When you pick up a book entitled "Getting Naked" you are not quite sure what to expect. Most of us feel more comfortable hiding our bodily flaws and those around us definitely feel more comfortable when we are dressed. In fact, the older I get, the more I seem to desire to remain clothed. It seems as consultants, I have seen many have the same desire to remain “clothed” when it comes to their ideas, work habits and interactions with clients. They put up a front or exterior that belies the true nature of their work.

In this book, author Patrick Lencioni talks directly to consultants and anyone who provides services, especially advisory services. He promotes the idea clients want consultants to be "naked" - transparent, servant-oriented, and more interested in adding value to the client's business than they are in the money being paid.
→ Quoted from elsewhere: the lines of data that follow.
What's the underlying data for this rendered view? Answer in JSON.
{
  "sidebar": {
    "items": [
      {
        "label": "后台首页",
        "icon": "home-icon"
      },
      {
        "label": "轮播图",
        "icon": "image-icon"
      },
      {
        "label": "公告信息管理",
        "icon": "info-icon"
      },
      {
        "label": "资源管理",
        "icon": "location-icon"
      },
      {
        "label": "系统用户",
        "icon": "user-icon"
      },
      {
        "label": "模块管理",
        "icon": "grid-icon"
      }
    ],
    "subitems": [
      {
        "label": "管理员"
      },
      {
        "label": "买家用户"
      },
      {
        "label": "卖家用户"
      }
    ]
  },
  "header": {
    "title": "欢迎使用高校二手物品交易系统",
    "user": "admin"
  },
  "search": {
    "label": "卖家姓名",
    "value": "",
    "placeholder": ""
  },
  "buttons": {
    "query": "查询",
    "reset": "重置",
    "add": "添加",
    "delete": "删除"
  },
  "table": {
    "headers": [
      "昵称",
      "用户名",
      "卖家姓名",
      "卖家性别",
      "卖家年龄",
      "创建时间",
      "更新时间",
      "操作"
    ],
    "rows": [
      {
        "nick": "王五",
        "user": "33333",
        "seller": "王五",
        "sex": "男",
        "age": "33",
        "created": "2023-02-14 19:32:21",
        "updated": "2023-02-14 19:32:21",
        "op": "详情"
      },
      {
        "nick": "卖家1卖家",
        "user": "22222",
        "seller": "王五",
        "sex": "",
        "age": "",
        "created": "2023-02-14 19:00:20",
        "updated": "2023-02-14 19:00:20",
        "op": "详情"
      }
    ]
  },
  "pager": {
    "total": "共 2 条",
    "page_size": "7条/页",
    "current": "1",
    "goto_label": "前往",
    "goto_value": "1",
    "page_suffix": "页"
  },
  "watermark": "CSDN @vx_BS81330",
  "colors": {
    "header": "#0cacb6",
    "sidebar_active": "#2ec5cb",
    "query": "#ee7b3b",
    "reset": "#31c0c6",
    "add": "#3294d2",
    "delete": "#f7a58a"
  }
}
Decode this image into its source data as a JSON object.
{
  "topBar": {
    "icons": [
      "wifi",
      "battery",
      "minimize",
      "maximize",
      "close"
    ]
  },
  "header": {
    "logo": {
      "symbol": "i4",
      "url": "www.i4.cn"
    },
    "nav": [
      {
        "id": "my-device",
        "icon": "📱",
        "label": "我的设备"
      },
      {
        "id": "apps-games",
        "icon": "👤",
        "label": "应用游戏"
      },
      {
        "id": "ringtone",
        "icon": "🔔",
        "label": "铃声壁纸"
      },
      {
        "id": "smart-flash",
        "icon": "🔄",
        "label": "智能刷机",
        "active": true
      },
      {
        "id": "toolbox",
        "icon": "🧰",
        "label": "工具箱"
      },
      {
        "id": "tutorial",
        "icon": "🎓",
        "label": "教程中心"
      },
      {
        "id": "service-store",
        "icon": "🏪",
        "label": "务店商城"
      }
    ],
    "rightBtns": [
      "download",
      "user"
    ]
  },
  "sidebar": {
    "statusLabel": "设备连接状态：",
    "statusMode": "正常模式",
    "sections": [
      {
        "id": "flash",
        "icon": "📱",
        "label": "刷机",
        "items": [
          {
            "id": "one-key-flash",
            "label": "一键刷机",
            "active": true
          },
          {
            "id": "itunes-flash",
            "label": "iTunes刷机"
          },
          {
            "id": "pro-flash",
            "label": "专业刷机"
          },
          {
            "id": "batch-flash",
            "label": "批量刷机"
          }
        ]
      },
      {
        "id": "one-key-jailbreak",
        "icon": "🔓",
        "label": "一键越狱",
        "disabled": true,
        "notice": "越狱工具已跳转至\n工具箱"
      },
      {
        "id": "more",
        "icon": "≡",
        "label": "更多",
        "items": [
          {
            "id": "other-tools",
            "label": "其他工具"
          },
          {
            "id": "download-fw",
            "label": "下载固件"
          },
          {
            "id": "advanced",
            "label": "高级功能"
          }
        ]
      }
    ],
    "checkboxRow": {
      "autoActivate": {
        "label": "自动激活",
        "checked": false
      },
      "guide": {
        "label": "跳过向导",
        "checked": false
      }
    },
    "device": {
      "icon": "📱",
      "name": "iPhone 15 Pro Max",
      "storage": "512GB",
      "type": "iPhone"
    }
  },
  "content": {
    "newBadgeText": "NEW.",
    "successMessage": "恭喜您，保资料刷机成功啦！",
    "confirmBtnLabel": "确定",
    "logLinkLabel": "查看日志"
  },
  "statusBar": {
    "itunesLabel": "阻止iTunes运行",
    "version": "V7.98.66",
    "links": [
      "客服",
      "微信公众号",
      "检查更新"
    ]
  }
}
Make it about the client and their concerns, not about the consultant.

Lencioni uses his signature style of a fable to illustrate his points. A larger, less client-oriented consulting firm buys a much smaller, customer-centric company. The larger firm method of selling and providing their services differ greatly from the smaller firm: pre-sales (gather data and information about the client, create a presentation and slideshow of their strengths and methodologies), impress the client with their ability to get the job done and propose a solution all before learning why the client called in the first place. They baffle the client with the senior consultants' abilities and prestige, and then staff the project with junior consultants possessing very little experience while charging the senior consultant rates. I'm not suggesting any particular large consulting companies stoop to such tactics, but ...

In the book, the smaller firms method of listening to the customer, working with the customer, and creating ideas aligned with the customer’s needs seemed to win the day, especially when they competed head-to-head with the larger firm and certainly proved their business was all about the customer and not the consultant.

Lencioni promotes three fears we consultants must overcome (and these same fears apply to internal consultants and non-consultants alike) in order to operate like the smaller firm and create a bevy of loyal, long-term clients:

Fear #1: Fear of Losing the Business

When you fear losing business, you compromise your work and objectivity - the very things clients hire you for - in order to maintain the business. If we don't worry about losing the business, then we can make bold suggestions benefitting the client. If the client doesn't like those moves or ideas and we lose the business, then they probably were not the type of client we could serve anyway. I've always made it a philosophy of mine to never be concerned about losing the business in deference to the client's benefit. In most cases, the client appreciated the openness. In other cases, we parted ways and I realized I served the client better by not working with them.

Fear #2: Fear of Being Embarrassed

No one likes to make mistakes in public. Very few people like being naked in front of others. Consultants especially don't like to be embarrassed by not knowing an answer, making glaring errors, or just downright appearing incompetent. As a result, we make up answers, dance around the question or simply evade the issue altogether by long-winded answers. Unfortunately, the client sees through such buffoonery.

Lencioni suggests simply admitting when we don’t know or make a mistake. Make corrective actions and move on. Be willing to ask “stupid” questions and make dumb suggestions because many times, in doing so, it generates creativity. If nothing else, the client appreciates the willingness to do what it takes to move them forward.

Fear #3: Fear of Feeling Inferior

Fear of feeling inferior has to do with preserving a sense of importance or social standing with the client. While we shouldn’t let the client walk on us or abuse us, a sense of servitude creates a bond between the consultant and client, one where both sides end up respecting each other.

I won’t elaborate anymore because Lencioni does a much better job with his fable and follow-on discussion. In a day where pride, ego and swagger seem to rule a consultant’s demeanor, this book is a welcomed addition to my library of how to truly develop loyalty between client and consultant.